In Sections 34-84, Berkeley deals with a series of thirteen objections to the principles thus far outlined. These objections are specifically related to philosophy or science; Berkeley will later deal with religious objections. This group of sections shows Berkeley’s careful and thorough consideration of opposing points of view, typically introduced at the head of paragraphs with phrases like “you will perhaps say” (57) or “But, say you” (60). This part of the book represents a self-imposed test for Berkeley’s arguments. By presenting alternative or opposing views—building on the methods of such previous philosophers as Socrates and Thomas Aquinas—Berkeley bolsters his own views.
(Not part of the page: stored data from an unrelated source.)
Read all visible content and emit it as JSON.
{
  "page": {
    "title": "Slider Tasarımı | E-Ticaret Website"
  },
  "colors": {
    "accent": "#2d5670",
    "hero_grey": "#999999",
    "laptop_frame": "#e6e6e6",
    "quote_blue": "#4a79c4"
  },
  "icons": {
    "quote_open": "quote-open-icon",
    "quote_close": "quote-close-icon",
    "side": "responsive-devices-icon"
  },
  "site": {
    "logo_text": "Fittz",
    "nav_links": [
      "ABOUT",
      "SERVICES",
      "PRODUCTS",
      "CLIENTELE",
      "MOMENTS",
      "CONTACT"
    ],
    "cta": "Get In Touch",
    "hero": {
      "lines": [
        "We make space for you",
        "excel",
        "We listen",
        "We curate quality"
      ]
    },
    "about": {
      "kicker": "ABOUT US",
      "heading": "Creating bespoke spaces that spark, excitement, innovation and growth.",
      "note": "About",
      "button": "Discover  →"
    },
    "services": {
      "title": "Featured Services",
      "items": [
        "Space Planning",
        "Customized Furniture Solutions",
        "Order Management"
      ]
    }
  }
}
Objection 1: Berkeley’s scheme abolishes concrete things in the world around us, replacing them with “a chimerical scheme of ideas” (38).

Berkeley replies that his scheme does not deny the existence of things; it merely denies the existence of “matter or corporeal substance” (39). Berkeley emphasizes that far from leading to skepticism about sense knowledge, his scheme reinforces faith in the senses, as he will show later.

Objection 2: There is a great difference between the real and the imagined—between, for example, thinking about fire and actually being burned.

Berkeley replies that he does not deny this; he only insists that the feeling of being burned exists in the mind and senses, just as thinking about fire does.